La sua sarà una presidenza di inevitabile compromesso, del resto il compromesso è nelle corde dell’architettura istituzionale americana, pensata per tagliare le gambe a qualsiasi egemonia presidenziale.
Deluderà la sinistra del partito, un po’ perché non è un uomo di sinistra (moderatamente progressista in campo sociale, moderatamente conservatore nel campo dei diritti civili: cos’altro potrebbe essere un americano irlandese?), un po’ perché non potrà fare altrimenti.
Passata la foga postelettorale del momento, verosimilmente avrà a che fare con repubblicani almeno in parte disposti a trattare, anche per scrollarsi di dosso l’ombra di Trump che in questi anni ha travolto un partito che si è scoperto facilmente scalabile dal primo outsider che passa per la strada.
Good vibrations
I democratici possono interpretare con moderato ottimismo le tendenze elettorali. Del Texas si è già detto. Si sono ripresi gli Stati della Rustle Belt e iniziano a penetrare a sud prendendolo da est (Georgia) e ovest (Arizona). Bisogna capire però se è stato un caso o è l’inizio di una tendenza stabile. A prima vista l’incredibile massa di voti raccolti da Biden è arrivata in maniera piuttosto casuale, resa possibile dal forte sentimento antitrumpiano.
Diversa fu la vittoria di Obama nel 2008, con una coalizione pianificata di diversi segmenti elettorali (elettorato giovane, afroamericani, operai, donne), una coalizione di minoranze trasformata in maggioranza e che sarebbe potuta diventare egemonica se Hillary Clinton non l’avesse dispersa. Il voto stavolta è stato più spontaneo, è arrivato di pancia, un “qualsiasi cosa va bene tranne Trump”, tra le pieghe e le piaghe di un paese che conta 250.000 morti di Covid e vive nella paura di nuovi disordini razziali.

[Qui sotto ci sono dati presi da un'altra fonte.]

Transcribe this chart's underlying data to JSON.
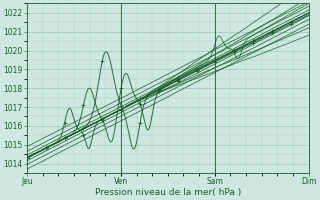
{
  "xlabel": "Pression niveau de la mer( hPa )",
  "ylim": [
    1013.5,
    1022.5
  ],
  "yticks": [
    1014,
    1015,
    1016,
    1017,
    1018,
    1019,
    1020,
    1021,
    1022
  ],
  "xtick_labels": [
    "Jeu",
    "Ven",
    "Sam",
    "Dim"
  ],
  "xtick_positions": [
    0.0,
    0.333,
    0.667,
    1.0
  ],
  "xlim": [
    0.0,
    1.0
  ],
  "bg_color": "#cce8e0",
  "grid_color": "#a0c8be",
  "line_color": "#1a5e2a",
  "dark_line_color": "#0d3d1a"
}
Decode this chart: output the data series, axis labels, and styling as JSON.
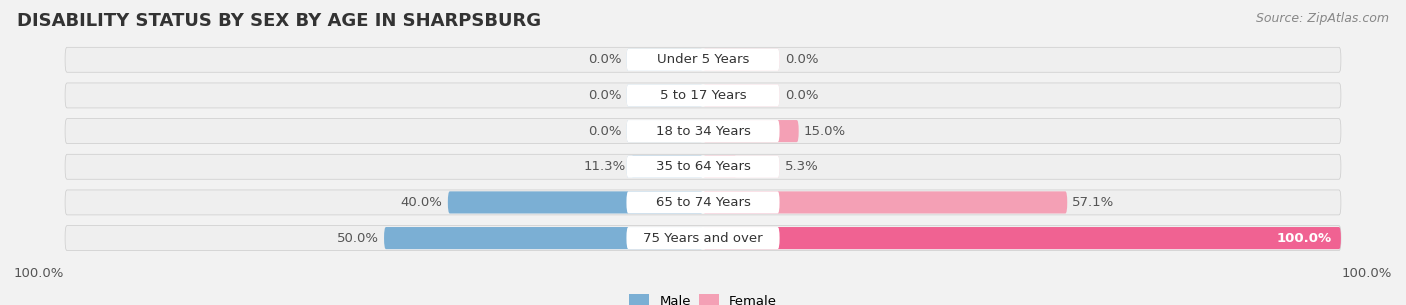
{
  "title": "DISABILITY STATUS BY SEX BY AGE IN SHARPSBURG",
  "source": "Source: ZipAtlas.com",
  "categories": [
    "Under 5 Years",
    "5 to 17 Years",
    "18 to 34 Years",
    "35 to 64 Years",
    "65 to 74 Years",
    "75 Years and over"
  ],
  "male_values": [
    0.0,
    0.0,
    0.0,
    11.3,
    40.0,
    50.0
  ],
  "female_values": [
    0.0,
    0.0,
    15.0,
    5.3,
    57.1,
    100.0
  ],
  "male_color": "#7bafd4",
  "female_color": "#f4a0b5",
  "female_color_100": "#f06292",
  "bar_height": 0.62,
  "background_color": "#f2f2f2",
  "bar_bg_color": "#e4e4e4",
  "row_bg_color": "#ebebeb",
  "title_fontsize": 13,
  "label_fontsize": 9.5,
  "category_fontsize": 9.5,
  "source_fontsize": 9
}
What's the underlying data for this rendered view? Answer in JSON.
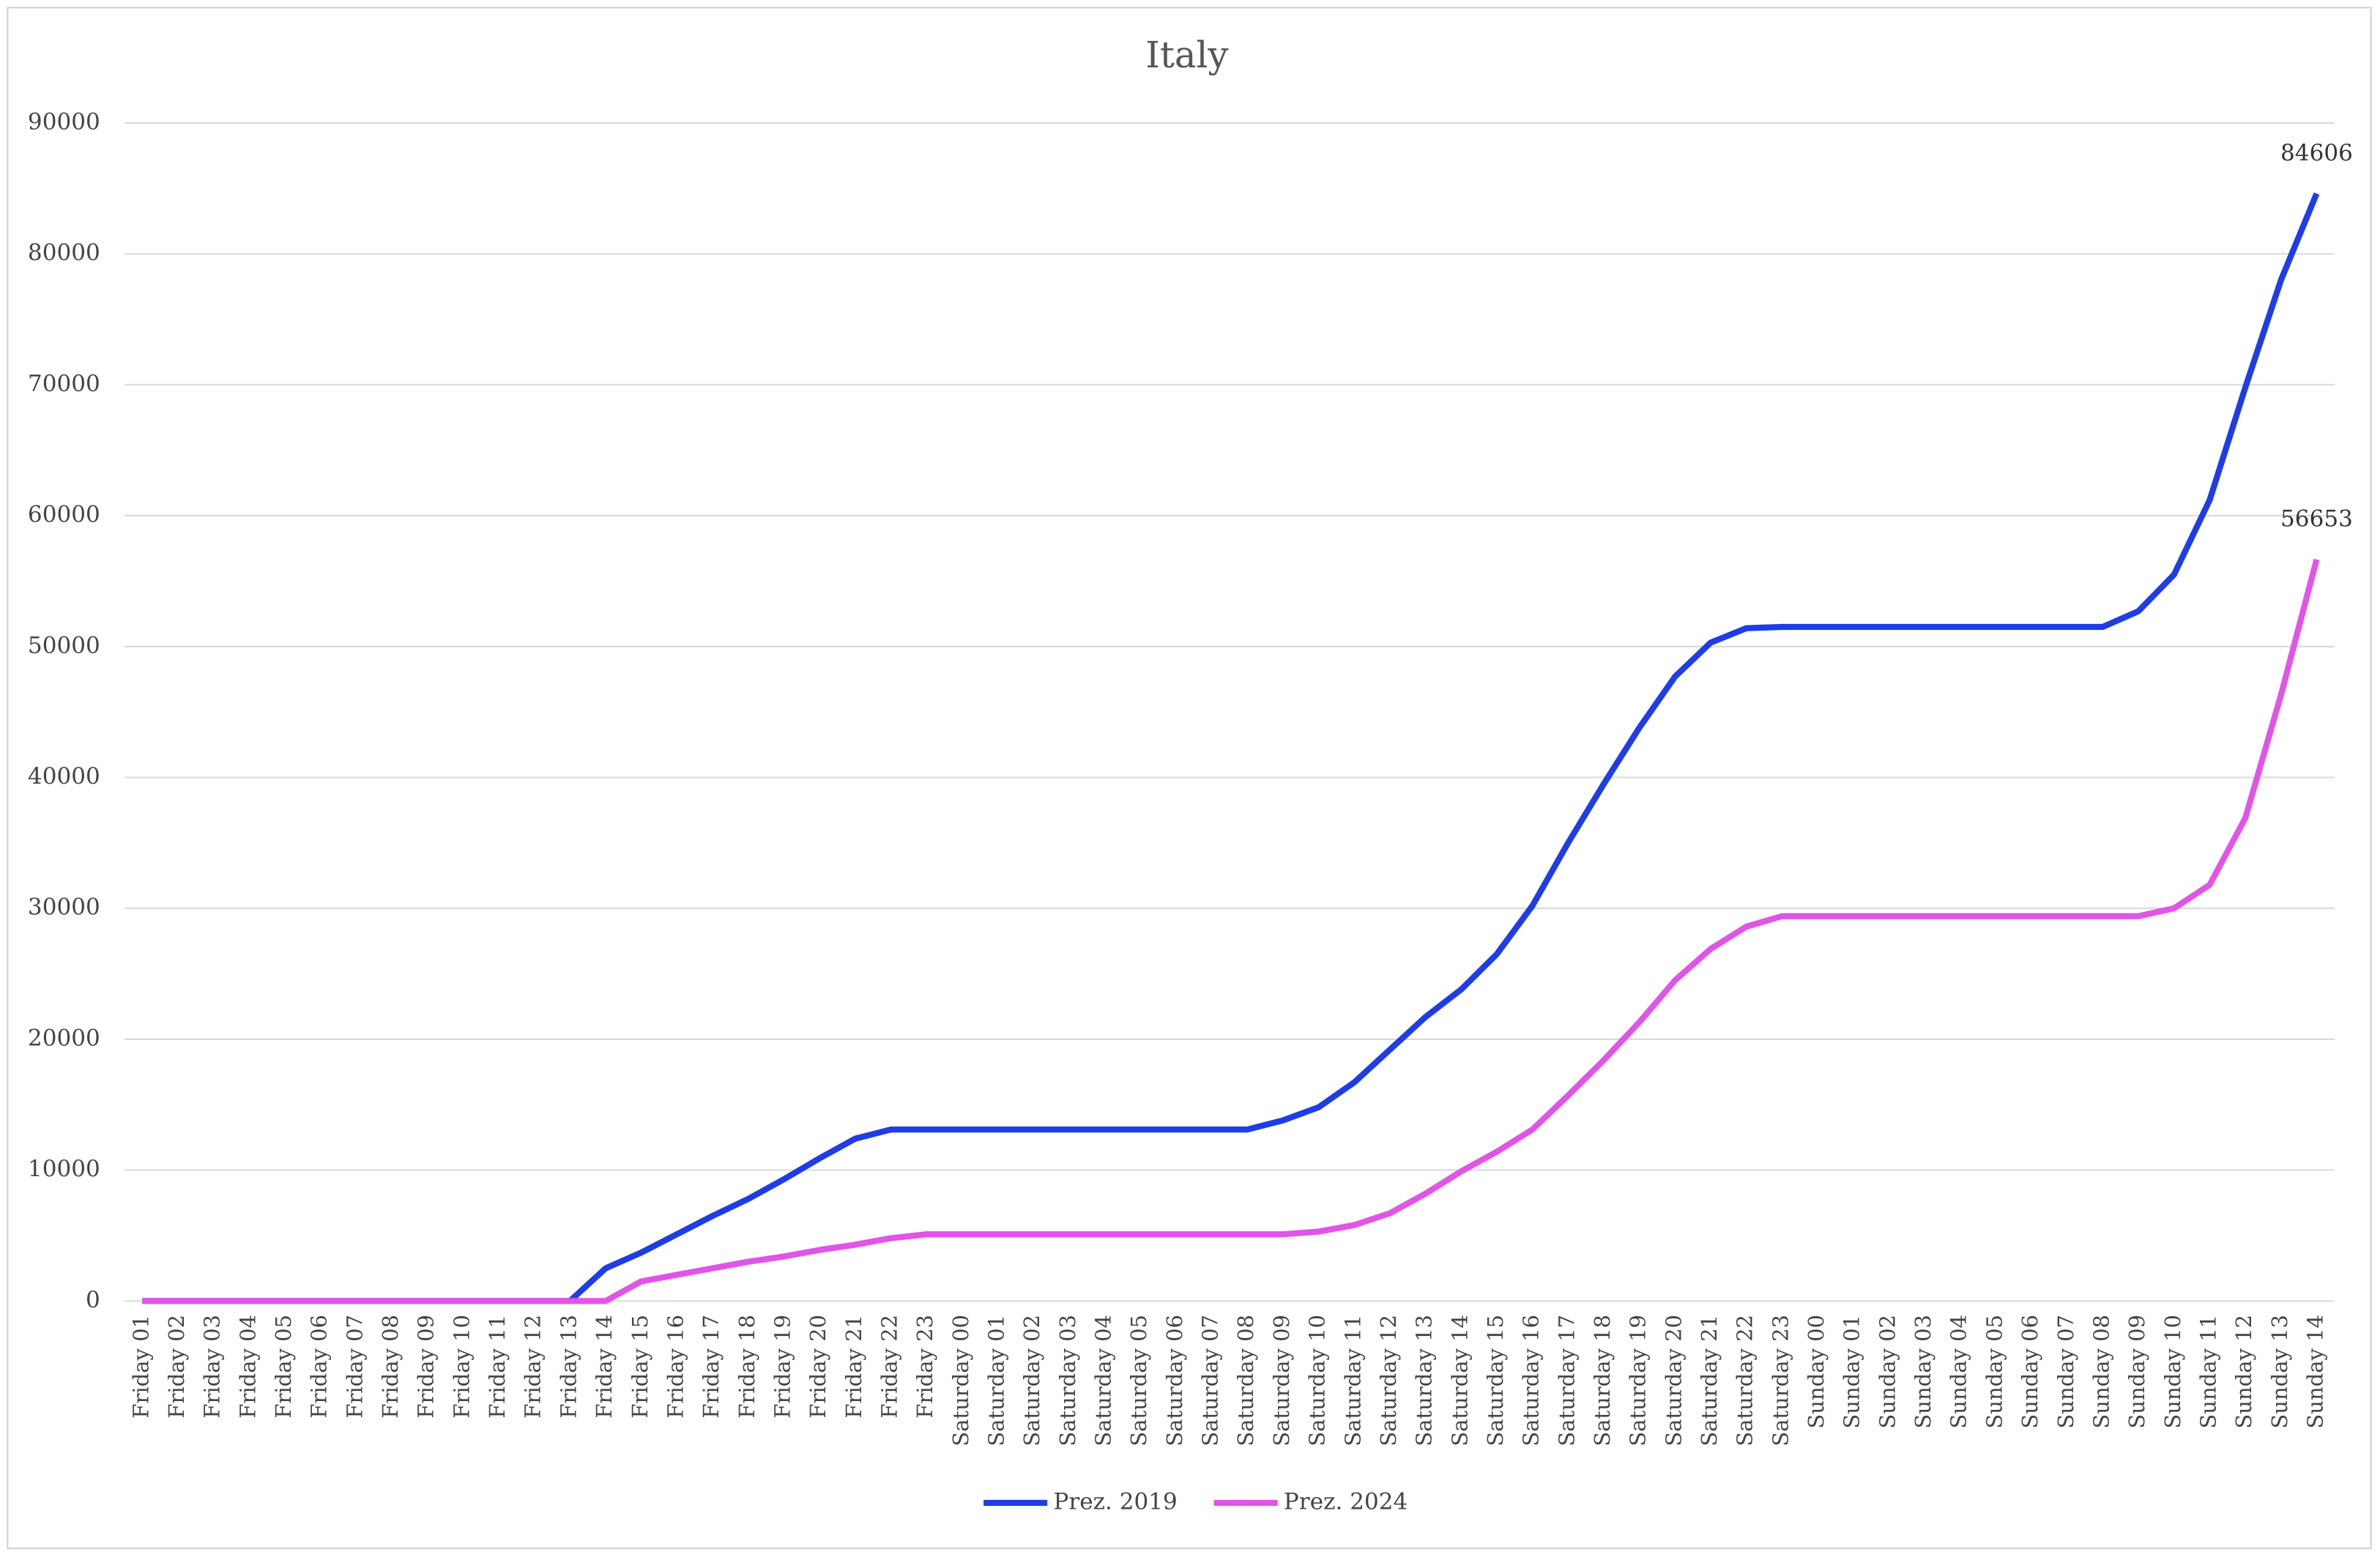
{
  "chart_data": {
    "type": "line",
    "title": "Italy",
    "categories": [
      "Friday 01",
      "Friday 02",
      "Friday 03",
      "Friday 04",
      "Friday 05",
      "Friday 06",
      "Friday 07",
      "Friday 08",
      "Friday 09",
      "Friday 10",
      "Friday 11",
      "Friday 12",
      "Friday 13",
      "Friday 14",
      "Friday 15",
      "Friday 16",
      "Friday 17",
      "Friday 18",
      "Friday 19",
      "Friday 20",
      "Friday 21",
      "Friday 22",
      "Friday 23",
      "Saturday 00",
      "Saturday 01",
      "Saturday 02",
      "Saturday 03",
      "Saturday 04",
      "Saturday 05",
      "Saturday 06",
      "Saturday 07",
      "Saturday 08",
      "Saturday 09",
      "Saturday 10",
      "Saturday 11",
      "Saturday 12",
      "Saturday 13",
      "Saturday 14",
      "Saturday 15",
      "Saturday 16",
      "Saturday 17",
      "Saturday 18",
      "Saturday 19",
      "Saturday 20",
      "Saturday 21",
      "Saturday 22",
      "Saturday 23",
      "Sunday 00",
      "Sunday 01",
      "Sunday 02",
      "Sunday 03",
      "Sunday 04",
      "Sunday 05",
      "Sunday 06",
      "Sunday 07",
      "Sunday 08",
      "Sunday 09",
      "Sunday 10",
      "Sunday 11",
      "Sunday 12",
      "Sunday 13",
      "Sunday 14"
    ],
    "series": [
      {
        "name": "Prez. 2019",
        "color": "#1f3de6",
        "values": [
          0,
          0,
          0,
          0,
          0,
          0,
          0,
          0,
          0,
          0,
          0,
          0,
          0,
          2500,
          3700,
          5100,
          6500,
          7800,
          9300,
          10900,
          12400,
          13100,
          13100,
          13100,
          13100,
          13100,
          13100,
          13100,
          13100,
          13100,
          13100,
          13100,
          13800,
          14800,
          16700,
          19200,
          21700,
          23800,
          26500,
          30200,
          35000,
          39500,
          43800,
          47700,
          50300,
          51400,
          51500,
          51500,
          51500,
          51500,
          51500,
          51500,
          51500,
          51500,
          51500,
          51500,
          52700,
          55500,
          61200,
          69800,
          78000,
          84606
        ]
      },
      {
        "name": "Prez. 2024",
        "color": "#e055e8",
        "values": [
          0,
          0,
          0,
          0,
          0,
          0,
          0,
          0,
          0,
          0,
          0,
          0,
          0,
          0,
          1500,
          2000,
          2500,
          3000,
          3400,
          3900,
          4300,
          4800,
          5100,
          5100,
          5100,
          5100,
          5100,
          5100,
          5100,
          5100,
          5100,
          5100,
          5100,
          5300,
          5800,
          6700,
          8200,
          9900,
          11400,
          13100,
          15700,
          18400,
          21300,
          24500,
          26900,
          28600,
          29400,
          29400,
          29400,
          29400,
          29400,
          29400,
          29400,
          29400,
          29400,
          29400,
          29400,
          30000,
          31800,
          36900,
          46300,
          56653
        ]
      }
    ],
    "ylim": [
      0,
      90000
    ],
    "yticks": [
      0,
      10000,
      20000,
      30000,
      40000,
      50000,
      60000,
      70000,
      80000,
      90000
    ],
    "grid": true,
    "legend": "bottom"
  }
}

Il Senato ancora in sospeso, la Camera dove i democratici conservano un vantaggio più tenue di prima (a oggi hanno perso 5 seggi, i repubblicani ne hanno guadagnati 6), il Montana che elegge un governatore repubblicano al posto di uno democratico: tutti piccoli indizi che il partito democratico vince senza sfondare, e il partito repubblicano perde ma tiene le posizioni.